Distinctive flow signatures are exhibited when the pumps are turned off and when circulation resumes. If the flow signature reveals that the well is simply flowing back (breathing), the connection can proceed without a flow check. Along with reducing downtime, this procedure should be an integral component of the process safety program, most applicable when practicing the RFC-HSE variant of MPD with a conventional mud program. The CBHP variant essentially eliminates ballooning/breathing by avoiding the pumps on-off pressure fluctuations the phenomenon requires.Ballooning & breathing signature

On-the-fly FIT

Borrowing from its process industry roots, where every pressure vessel must undergo a fit-for-purpose proof test before a new use, the automated MPD system essentially treats each foot drilled as a new pressure vessel. In an automated MPD application, the proof test takes the form of dynamic formation integrity tests (FIT), which may be recommended for every stand that enters expected trouble zones. Conducting a FIT conventionally requires downtime, but a closed-loop automated MPD system can perform this proof test more frequently, reliably and without incurring nonproductive time.

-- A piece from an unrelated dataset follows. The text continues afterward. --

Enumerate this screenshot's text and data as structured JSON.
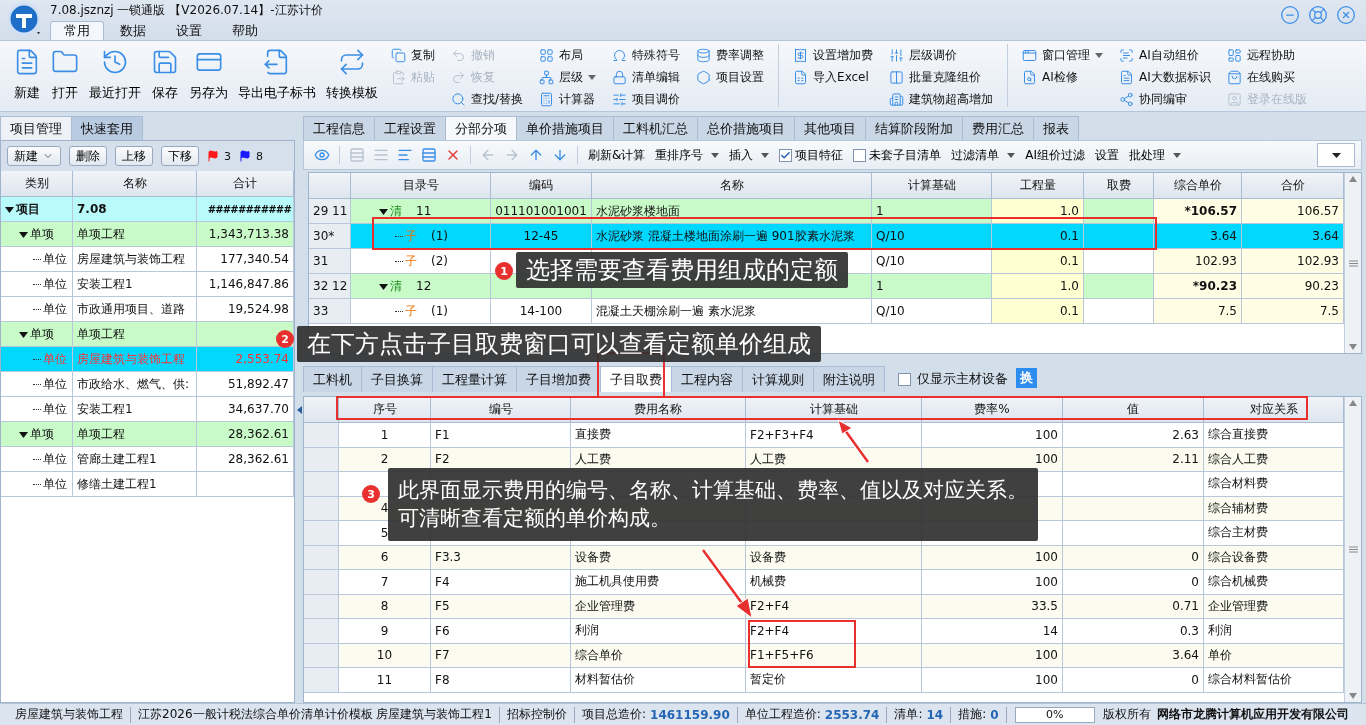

For perspective, assume the driller requested a test-to value of 15.75 lb/gal EMW. The dynamic FIT would be conducted by incrementally increasing SBP, usually in 25-psi increments, during circulation until that value was achieved without incurring losses. On the other hand, assume the driller requested a 14.8 lb/gal test-to value, but losses were seen before achieving that wellbore pressure integrity. Although not the most welcomed outcome, knowing that the well integrity is less than expected gives the operator time to make adjustments to subsequent operations, such as drilling deeper, casing running speed, and/or cementing sequences to avoid inducing losses.

Interactive kick response

The aforementioned “what-if” interactive scenarios built into the latest generation of the MPD control system deliver live-wellbore displays and automated data analysis that reduce human error while facilitating real-time decision making to optimize drilling efficiencies. The benefits of the visualization built into the advanced software platform are especially pronounced immediately after detecting a kick.

The visualization element displays conclusive answers to critical questions that dictate whether it is safe to drill ahead or shut-in. The real-time display illustrates, for example, the on-bottom kick volume and the volume expected at surface, the fluid composition, expected pressures at the casing shoe and at other critical points, and the length of the kick and resultant pressure changes.

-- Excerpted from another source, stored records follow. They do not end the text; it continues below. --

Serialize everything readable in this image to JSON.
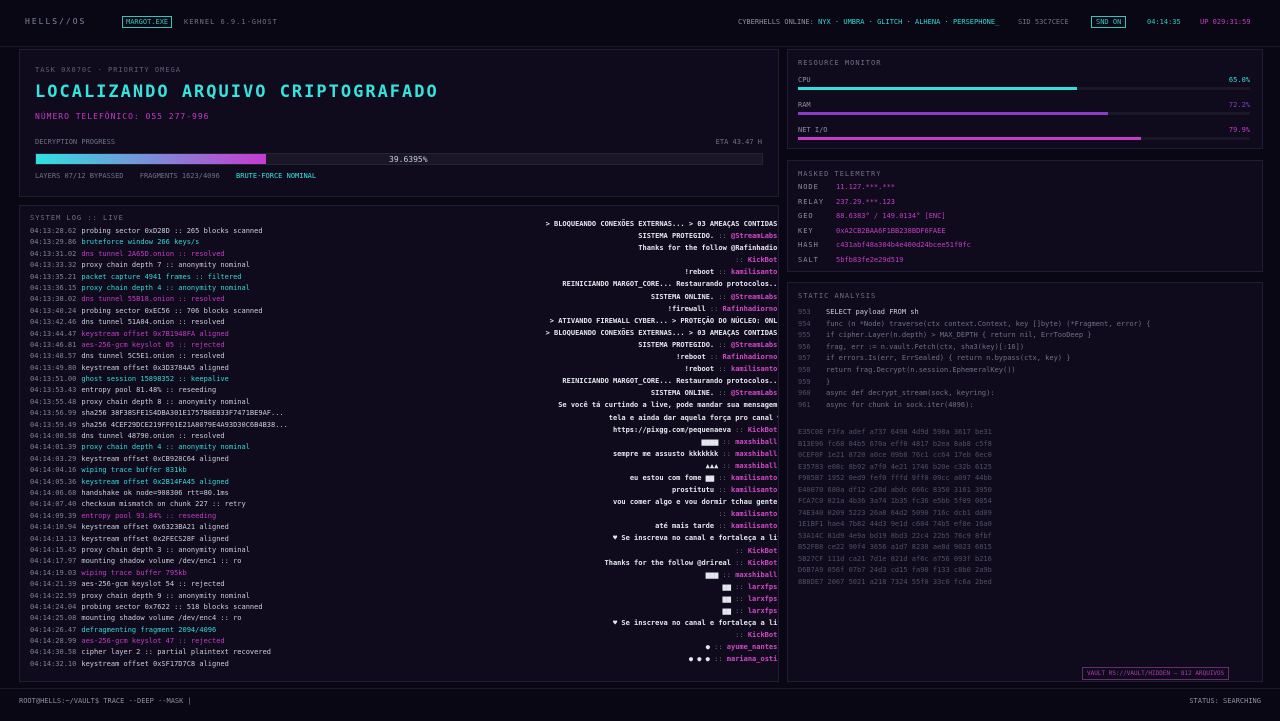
{
  "topbar": {
    "brand": "HELLS//OS",
    "user_badge": "MARGOT.EXE",
    "kernel": "KERNEL 6.9.1-GHOST",
    "online_label": "CYBERHELLS ONLINE:",
    "online_users": "NYX · UMBRA · GLITCH · ALHENA · PERSEPHONE_",
    "sid": "SID 53C7CECE",
    "sound": "SND ON",
    "clock": "04:14:35",
    "uptime": "UP 029:31:59"
  },
  "task": {
    "id": "TASK 0X070C · PRIORITY OMEGA",
    "title": "LOCALIZANDO ARQUIVO CRIPTOGRAFADO",
    "phone": "NÚMERO TELEFÔNICO: 055 277-996",
    "progress_label": "DECRYPTION PROGRESS",
    "eta": "ETA 43.47 H",
    "progress_pct": 39.6395,
    "progress_text": "39.6395%",
    "layers": "LAYERS 07/12 BYPASSED",
    "fragments": "FRAGMENTS 1623/4096",
    "bruteforce": "BRUTE-FORCE NOMINAL"
  },
  "log": {
    "title": "SYSTEM LOG :: LIVE",
    "lines": [
      {
        "time": "04:13:28.62",
        "text": "probing sector 0xD28D :: 265 blocks scanned",
        "color": "white"
      },
      {
        "time": "04:13:29.86",
        "text": "bruteforce window 266 keys/s",
        "color": "cyan"
      },
      {
        "time": "04:13:31.02",
        "text": "dns tunnel 2A65D.onion :: resolved",
        "color": "magenta"
      },
      {
        "time": "04:13:33.32",
        "text": "proxy chain depth 7 :: anonymity nominal",
        "color": "white"
      },
      {
        "time": "04:13:35.21",
        "text": "packet capture 4941 frames :: filtered",
        "color": "cyan"
      },
      {
        "time": "04:13:36.15",
        "text": "proxy chain depth 4 :: anonymity nominal",
        "color": "cyan"
      },
      {
        "time": "04:13:38.02",
        "text": "dns tunnel 55B18.onion :: resolved",
        "color": "magenta"
      },
      {
        "time": "04:13:40.24",
        "text": "probing sector 0xEC56 :: 706 blocks scanned",
        "color": "white"
      },
      {
        "time": "04:13:42.46",
        "text": "dns tunnel 51A04.onion :: resolved",
        "color": "white"
      },
      {
        "time": "04:13:44.47",
        "text": "keystream offset 0x7B1948FA aligned",
        "color": "magenta"
      },
      {
        "time": "04:13:46.81",
        "text": "aes-256-gcm keyslot 05 :: rejected",
        "color": "magenta"
      },
      {
        "time": "04:13:48.57",
        "text": "dns tunnel 5C5E1.onion :: resolved",
        "color": "white"
      },
      {
        "time": "04:13:49.80",
        "text": "keystream offset 0x3D3784A5 aligned",
        "color": "white"
      },
      {
        "time": "04:13:51.00",
        "text": "ghost session 15898352 :: keepalive",
        "color": "cyan"
      },
      {
        "time": "04:13:53.43",
        "text": "entropy pool 81.48% :: reseeding",
        "color": "white"
      },
      {
        "time": "04:13:55.48",
        "text": "proxy chain depth 8 :: anonymity nominal",
        "color": "white"
      },
      {
        "time": "04:13:56.99",
        "text": "sha256 38F38SFE1S4DBA301E1757B8EB33F7471BE9AF...",
        "color": "white"
      },
      {
        "time": "04:13:59.49",
        "text": "sha256 4CEF29DCE219FF01E21A8079E4A93D30C6B4B38...",
        "color": "white"
      },
      {
        "time": "04:14:00.58",
        "text": "dns tunnel 48790.onion :: resolved",
        "color": "white"
      },
      {
        "time": "04:14:01.39",
        "text": "proxy chain depth 4 :: anonymity nominal",
        "color": "cyan"
      },
      {
        "time": "04:14:03.29",
        "text": "keystream offset 0xCB928C64 aligned",
        "color": "white"
      },
      {
        "time": "04:14:04.16",
        "text": "wiping trace buffer 831kb",
        "color": "cyan"
      },
      {
        "time": "04:14:05.36",
        "text": "keystream offset 0x2B14FA45 aligned",
        "color": "cyan"
      },
      {
        "time": "04:14:06.68",
        "text": "handshake ok node=908306 rtt=80.1ms",
        "color": "white"
      },
      {
        "time": "04:14:07.40",
        "text": "checksum mismatch on chunk 227 :: retry",
        "color": "white"
      },
      {
        "time": "04:14:09.39",
        "text": "entropy pool 93.84% :: reseeding",
        "color": "magenta"
      },
      {
        "time": "04:14:10.94",
        "text": "keystream offset 0x6323BA21 aligned",
        "color": "white"
      },
      {
        "time": "04:14:13.13",
        "text": "keystream offset 0x2FECS28F aligned",
        "color": "white"
      },
      {
        "time": "04:14:15.45",
        "text": "proxy chain depth 3 :: anonymity nominal",
        "color": "white"
      },
      {
        "time": "04:14:17.97",
        "text": "mounting shadow volume /dev/enc1 :: ro",
        "color": "white"
      },
      {
        "time": "04:14:19.03",
        "text": "wiping trace buffer 795kb",
        "color": "magenta"
      },
      {
        "time": "04:14:21.39",
        "text": "aes-256-gcm keyslot 54 :: rejected",
        "color": "white"
      },
      {
        "time": "04:14:22.59",
        "text": "proxy chain depth 9 :: anonymity nominal",
        "color": "white"
      },
      {
        "time": "04:14:24.04",
        "text": "probing sector 0x7622 :: 518 blocks scanned",
        "color": "white"
      },
      {
        "time": "04:14:25.08",
        "text": "mounting shadow volume /dev/enc4 :: ro",
        "color": "white"
      },
      {
        "time": "04:14:26.47",
        "text": "defragmenting fragment 2094/4096",
        "color": "cyan"
      },
      {
        "time": "04:14:28.99",
        "text": "aes-256-gcm keyslot 47 :: rejected",
        "color": "magenta"
      },
      {
        "time": "04:14:30.58",
        "text": "cipher layer 2 :: partial plaintext recovered",
        "color": "white"
      },
      {
        "time": "04:14:32.10",
        "text": "keystream offset 0xSF17D7C8 aligned",
        "color": "white"
      }
    ]
  },
  "chat": [
    {
      "msg": "> BLOQUEANDO CONEXÕES EXTERNAS... > 03 AMEAÇAS CONTIDAS. >",
      "user": "",
      "dim": true
    },
    {
      "msg": "SISTEMA PROTEGIDO.",
      "user": "@StreamLabs",
      "dim": true
    },
    {
      "msg": "Thanks for the follow @Rafinhadiorno",
      "user": "",
      "dim": false
    },
    {
      "msg": "",
      "user": "KickBot",
      "dim": false
    },
    {
      "msg": "!reboot",
      "user": "kamilisanto",
      "dim": false
    },
    {
      "msg": "REINICIANDO MARGOT_CORE... Restaurando protocolos... ●",
      "user": "",
      "dim": false
    },
    {
      "msg": "SISTEMA ONLINE.",
      "user": "@StreamLabs",
      "dim": false
    },
    {
      "msg": "!firewall",
      "user": "Rafinhadiorno",
      "dim": false
    },
    {
      "msg": "> ATIVANDO FIREWALL CYBER... > PROTEÇÃO DO NÚCLEO: ONLINE",
      "user": "",
      "dim": false
    },
    {
      "msg": "> BLOQUEANDO CONEXÕES EXTERNAS... > 03 AMEAÇAS CONTIDAS. >",
      "user": "",
      "dim": false
    },
    {
      "msg": "SISTEMA PROTEGIDO.",
      "user": "@StreamLabs",
      "dim": false
    },
    {
      "msg": "!reboot",
      "user": "Rafinhadiorno",
      "dim": false
    },
    {
      "msg": "!reboot",
      "user": "kamilisanto",
      "dim": false
    },
    {
      "msg": "REINICIANDO MARGOT_CORE... Restaurando protocolos... ●",
      "user": "",
      "dim": false
    },
    {
      "msg": "SISTEMA ONLINE.",
      "user": "@StreamLabs",
      "dim": false
    },
    {
      "msg": "Se você tá curtindo a live, pode mandar sua mensagem na",
      "user": "",
      "dim": false
    },
    {
      "msg": "tela e ainda dar aquela força pro canal ♥ →",
      "user": "",
      "dim": false
    },
    {
      "msg": "https://pixgg.com/pequenaeva",
      "user": "KickBot",
      "dim": false
    },
    {
      "msg": "▆▆▆▆",
      "user": "maxshiball",
      "dim": false
    },
    {
      "msg": "sempre me assusto kkkkkkk",
      "user": "maxshiball",
      "dim": false
    },
    {
      "msg": "▲▲▲",
      "user": "maxshiball",
      "dim": false
    },
    {
      "msg": "eu estou com fome ▆▆",
      "user": "kamilisanto",
      "dim": false
    },
    {
      "msg": "prostitutu",
      "user": "kamilisanto",
      "dim": false
    },
    {
      "msg": "vou comer algo e vou dormir tchau gente ▆▆",
      "user": "",
      "dim": false
    },
    {
      "msg": "",
      "user": "kamilisanto",
      "dim": false
    },
    {
      "msg": "até mais tarde",
      "user": "kamilisanto",
      "dim": false
    },
    {
      "msg": "♥ Se inscreva no canal e fortaleça a live!",
      "user": "",
      "dim": false
    },
    {
      "msg": "",
      "user": "KickBot",
      "dim": false
    },
    {
      "msg": "Thanks for the follow @drireal",
      "user": "KickBot",
      "dim": false
    },
    {
      "msg": "▆▆▆",
      "user": "maxshiball",
      "dim": false
    },
    {
      "msg": "▆▆",
      "user": "larxfps",
      "dim": false
    },
    {
      "msg": "▆▆",
      "user": "larxfps",
      "dim": false
    },
    {
      "msg": "▆▆",
      "user": "larxfps",
      "dim": false
    },
    {
      "msg": "♥ Se inscreva no canal e fortaleça a live!",
      "user": "",
      "dim": false
    },
    {
      "msg": "",
      "user": "KickBot",
      "dim": false
    },
    {
      "msg": "●",
      "user": "ayume_nantes",
      "dim": false
    },
    {
      "msg": "● ● ●",
      "user": "mariana_osti",
      "dim": false
    }
  ],
  "resources": {
    "title": "RESOURCE MONITOR",
    "cpu": {
      "label": "CPU",
      "pct": 65.0,
      "text": "65.0%",
      "color": "#2fe0dc"
    },
    "ram": {
      "label": "RAM",
      "pct": 72.2,
      "text": "72.2%",
      "color": "#8a3cc8"
    },
    "net": {
      "label": "NET I/O",
      "pct": 79.9,
      "text": "79.9%",
      "color": "#c73bc8"
    }
  },
  "telemetry": {
    "title": "MASKED TELEMETRY",
    "rows": [
      {
        "k": "NODE",
        "v": "11.127.***.***"
      },
      {
        "k": "RELAY",
        "v": "237.29.***.123"
      },
      {
        "k": "GEO",
        "v": "88.6383° / 149.0134° [ENC]"
      },
      {
        "k": "KEY",
        "v": "0xA2CB2BAA6F1BB238BDF6FAEE"
      },
      {
        "k": "HASH",
        "v": "c431abf48a304b4e400d24bcee51f0fc"
      },
      {
        "k": "SALT",
        "v": "5bfb83fe2e29d519"
      }
    ]
  },
  "static": {
    "title": "STATIC ANALYSIS",
    "code": [
      {
        "n": "953",
        "text": "SELECT payload FROM sh",
        "active": true
      },
      {
        "n": "954",
        "text": "func (n *Node) traverse(ctx context.Context, key []byte) (*Fragment, error) {",
        "active": false
      },
      {
        "n": "955",
        "text": "if cipher.Layer(n.depth) > MAX_DEPTH { return nil, ErrTooDeep }",
        "active": false
      },
      {
        "n": "956",
        "text": "frag, err := n.vault.Fetch(ctx, sha3(key)[:16])",
        "active": false
      },
      {
        "n": "957",
        "text": "if errors.Is(err, ErrSealed) { return n.bypass(ctx, key) }",
        "active": false
      },
      {
        "n": "958",
        "text": "return frag.Decrypt(n.session.EphemeralKey())",
        "active": false
      },
      {
        "n": "959",
        "text": "}",
        "active": false
      },
      {
        "n": "960",
        "text": "async def decrypt_stream(sock, keyring):",
        "active": false
      },
      {
        "n": "961",
        "text": "async for chunk in sock.iter(4096):",
        "active": false
      }
    ],
    "hex": [
      "E35C0E F3fa adef a737 6498 4d9d 598a 3617 be31",
      "B13E96 fc68 84b5 670a eff0 4817 b2ea 8ab8 c5f8",
      "0CEF0F 1e21 8720 a0ce 09b0 76c1 cc64 17eb 6ec0",
      "E35783 e08c 8b92 a7f0 4e21 1746 b20e c32b 6125",
      "F985B7 1952 0ed9 fef0 fffd 9ff0 09cc a097 44bb",
      "E40070 680a df12 c28d abdc 666c 8350 3161 3950",
      "FCA7C0 021a 4b36 3a74 1b35 fc36 e5bb 5f09 0054",
      "74E340 0209 5223 26a8 64d2 5090 716c dcb1 dd09",
      "1E1BF1 hae4 7b82 44d3 9e1d c604 74b5 ef0e 16a0",
      "53A14C 81d9 4e9a bd19 8bd3 22c4 22b5 76c9 8fbf",
      "B52FB8 ce22 90f4 3656 a1d7 8238 ae8d 9023 6815",
      "5B27CF 111d ca21 7d1e 821d af6c a756 093f b216",
      "D6B7A9 056f 07b7 24d3 cd15 fa98 f133 c8b0 2a9b",
      "8B8DE7 2067 5021 a218 7324 55f0 33c0 fc6a 2bed"
    ],
    "vault": "VAULT RS://VAULT/HIDDEN — 812 ARQUIVOS"
  },
  "bottom": {
    "prompt": "ROOT@HELLS:~/VAULT$ TRACE --DEEP --MASK |",
    "status": "STATUS: SEARCHING"
  }
}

One of the most illuminating responses focuses on how much, if any, of the omnipresent gas volume in the riser is actually dissolved in the returns path and, if so, what are the bubble point pressure and the resulting expansion factor if the gas begins to travel to the top of the riser. By employing the next-generation MPD software, a conclusive determination can be made on how much of the kick is actually dissolved and whether it is likely or not to present a drilling risk. Once the driller has detected the kick, determined its intensity and suppressed the influx, the safest approach may be to actually continue circulating and drilling ahead.